PARIS (JTA) – When a 23-year-old French Jew was kidnapped and tortured to death by an anti-Semitic gang outside Paris in February 2006, France’s interior minister was among the masses who turned out for an overwhelmingly Jewish demonstration to protest the grisly murder of Ilan Halimi.
The minister said he took personally the failure by police to find Halimi before he died, and said as much to Halimi’s mother, Ruth.
When that minister – now France’s president – announced this week that he was severing diplomatic contacts with Syria because of its nefarious role in Lebanese politics, it was but the latest example of the sort of behavior that has endeared Nicolas Sarkozy to French Jewry.
“The community here is thrilled, and so am I,” said Nicole Guedj, a Jew who is a former minister and member of France’s highest legal body, the Conseil d’Etat. “Nicolas Sarkozy really understands as president of France what the word security means to the State of Israel and says it publicly.”
Since Sarkozy assumed the presidency half a year ago, he has shifted France away from the anti-American sentiment that marked the last few years under Jacques Chirac, hardened the country’s line toward Iran and promised to uphold Israel’s security in pushing for peace in the Middle East while maintaining France’s strong ties to the Arab world.
After years of stepped-up anti-Semitism and questions about the safety and future of Jews in France, most Jews here have welcomed Sarkozy’s ascendancy.
“We have rarely heard such words of support for Israeli security from a French president,” said Meyer Habib, the vice president of the CRIF umbrella organization of French Jewry.
“When the United States issued its report that Iran had stopped working on nuclear missile heads in 2003, the French president immediately said that this does not change a thing,” noted Habib, referring to the recent U.S. National Intelligence Estimate.
Sarkozy, Habib said, “is maintaining a tough stance against any nuclear work in Iran, much more so than Chirac would have done, and he has full support on that from the Jews here, who believe that any nuclear warheads would be aimed at Israel.”
Others expressed more ambivalence about Sarkozy, particularly about his invitation to Libyan dictator Moammar Gadhafi, who spent five days visiting France in December.
Sarkozy’s welcome of the Libyan strongman “bothered many French Jews,” French Jewish fund-raiser Gil Taieb said at a recent charity dinner of the French United Jewish Appeal. Sarkozy “wants to sell nuclear power stations to Gadhafi, who is nuts and dangerous,” he said.
Sarkozy is the baptized Catholic son of a Hungarian aristocrat father and French mother whose father was a Sephardic Jew from Thessaloniki, Greece.
Habib, who met often with Sarkozy during his years as interior minister, said Sarkozy has received anti-Semitic hate mail from French right-wing extremists throughout his political career, starting from when he was mayor of Neuilly, a well-off Paris suburb with a sizable Jewish population.
“Sarkozy has known the feeling of anti-Semitism, though he is not Jewish,” Habib said.
The head of the United French Jewish Social Fund, Pierre Besnainou, who is the former president of the European Jewish Congress, says French Jews also like Sarkozy for his pro-business policies.
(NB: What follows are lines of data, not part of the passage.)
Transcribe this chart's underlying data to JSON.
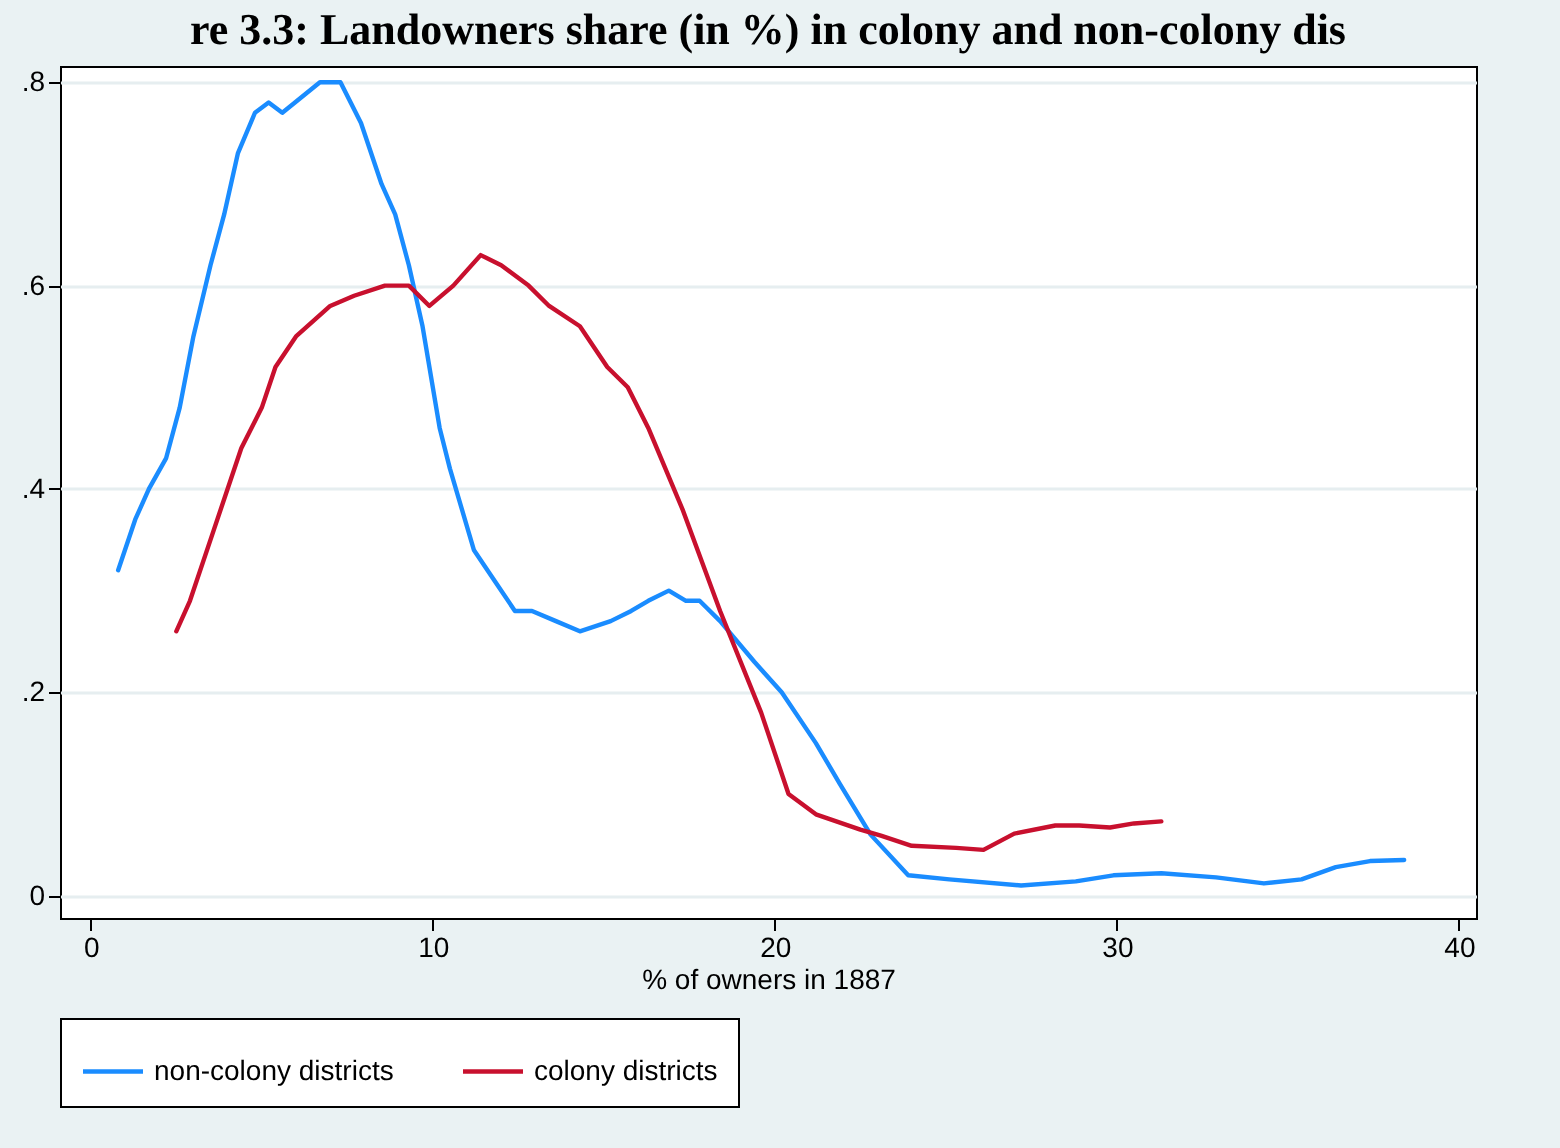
{
  "chart_data": {
    "type": "line",
    "title": "re 3.3: Landowners share (in %) in colony and non-colony dis",
    "xlabel": "% of owners in 1887",
    "series": [
      {
        "name": "non-colony districts",
        "color": "#1a8cff",
        "x": [
          0.8,
          1.3,
          1.7,
          2.2,
          2.6,
          3.0,
          3.5,
          3.9,
          4.3,
          4.8,
          5.2,
          5.6,
          6.7,
          7.3,
          7.9,
          8.5,
          8.9,
          9.3,
          9.7,
          10.2,
          10.5,
          11.2,
          11.8,
          12.4,
          12.9,
          13.6,
          14.3,
          15.2,
          15.8,
          16.3,
          16.9,
          17.4,
          17.8,
          18.4,
          19.4,
          20.2,
          21.2,
          21.9,
          22.8,
          23.9,
          25.1,
          27.2,
          28.8,
          29.9,
          31.3,
          32.9,
          34.3,
          35.4,
          36.4,
          37.4,
          38.4
        ],
        "values": [
          0.32,
          0.37,
          0.4,
          0.43,
          0.48,
          0.55,
          0.62,
          0.67,
          0.73,
          0.77,
          0.78,
          0.77,
          0.8,
          0.8,
          0.76,
          0.7,
          0.67,
          0.62,
          0.56,
          0.46,
          0.42,
          0.34,
          0.31,
          0.28,
          0.28,
          0.27,
          0.26,
          0.27,
          0.28,
          0.29,
          0.3,
          0.29,
          0.29,
          0.27,
          0.23,
          0.2,
          0.15,
          0.11,
          0.06,
          0.02,
          0.016,
          0.01,
          0.014,
          0.02,
          0.022,
          0.018,
          0.012,
          0.016,
          0.028,
          0.034,
          0.035
        ]
      },
      {
        "name": "colony districts",
        "color": "#c8102e",
        "x": [
          2.5,
          2.9,
          3.6,
          4.4,
          5.0,
          5.4,
          6.0,
          7.0,
          7.7,
          8.6,
          9.3,
          9.9,
          10.6,
          11.4,
          12.0,
          12.8,
          13.4,
          14.3,
          15.1,
          15.7,
          16.3,
          17.3,
          18.4,
          19.6,
          20.4,
          21.2,
          22.5,
          23.1,
          24.0,
          25.3,
          26.1,
          27.0,
          28.2,
          28.9,
          29.8,
          30.5,
          31.3
        ],
        "values": [
          0.26,
          0.29,
          0.36,
          0.44,
          0.48,
          0.52,
          0.55,
          0.58,
          0.59,
          0.6,
          0.6,
          0.58,
          0.6,
          0.63,
          0.62,
          0.6,
          0.58,
          0.56,
          0.52,
          0.5,
          0.46,
          0.38,
          0.28,
          0.18,
          0.1,
          0.08,
          0.065,
          0.059,
          0.049,
          0.047,
          0.045,
          0.061,
          0.069,
          0.069,
          0.067,
          0.071,
          0.073
        ]
      }
    ],
    "xlim": [
      -0.9,
      40.5
    ],
    "xticks": [
      0,
      10,
      20,
      30,
      40
    ],
    "ylim": [
      -0.022,
      0.816
    ],
    "yticks": [
      0,
      {
        "value": 0.2,
        "label": ".2"
      },
      {
        "value": 0.4,
        "label": ".4"
      },
      {
        "value": 0.6,
        "label": ".6"
      },
      {
        "value": 0.8,
        "label": ".8"
      }
    ],
    "grid": "y",
    "legend": "bottom",
    "marker": "none",
    "line_style": "solid"
  }
}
Among other things, Sarkozy has pushed to do away with France’s mandatory 35-hour work week.
“President Sarkozy is sending out two strong messages to the French: that America is our friend and there is nothing wrong with making money,” Besnainou, a self-made millionaire, said. “This is reassuring for many Jews here who are entrepreneurs.”
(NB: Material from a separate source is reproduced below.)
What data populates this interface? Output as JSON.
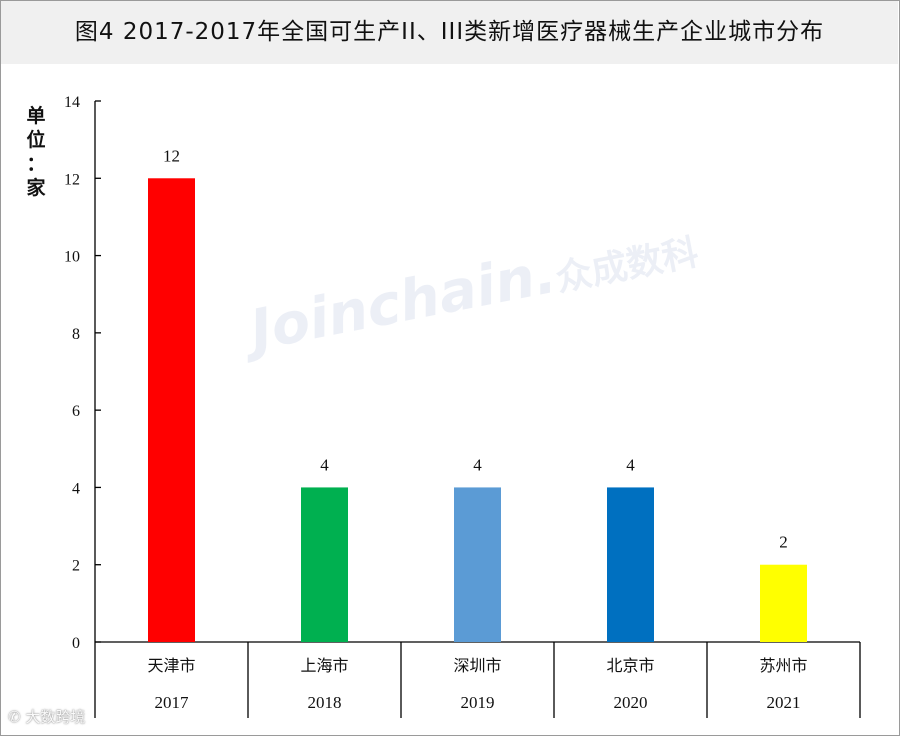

Though France has Europe’s largest Jewish community, with some 600,000 people in a total population of approximately 60 million, France has lagged behind Germany, Britain and even Belgium in trade ties with Israel.
At a recent gala dinner of the France-Israel Chamber of Commerce, Israeli Deputy Prime Minister Haim Ramon said he wants that to change under Sarkozy.
“Given the new environment and ongoing contact, we want to see France-Israel trade relations double in the next five years,” Ramon said.
Daniel Rouach, founder and editor of IsraelValley, the Web site of the France-Israel Chamber of Commerce, said there has been an upsurge recently in requests by French companies at the commercial division of the French Embassy in Tel Aviv.
“French companies are feeling a sort of political signal from President Sarkozy to look into going to Israel,” said Rouach, who is also a professor at the prestigious ESCO-EAP management school in Paris and at Israel’s Technion Institute of Technology.
Before the 1967 Six-Day War, France was Israel’s largest supplier of weapons. France also built Israel’s Dimona nuclear facility in the Negev Desert.
Not all Jewish community members think it’s wise to embrace Sarkozy so warmly.
“Yes, he is certainly a friend of Israel’s, but he is also the president of France,” said Taieb, who is also a CRIF official.
Jewish fawning over Sarkozy “is excessive,” Taieb said. Instead, he said, Jewish officials should take care to maintain a certain distance.
“We must not be in a position to have to make excuses not to criticize him when necessary,” Taieb said. “Let’s keep some critical distance.”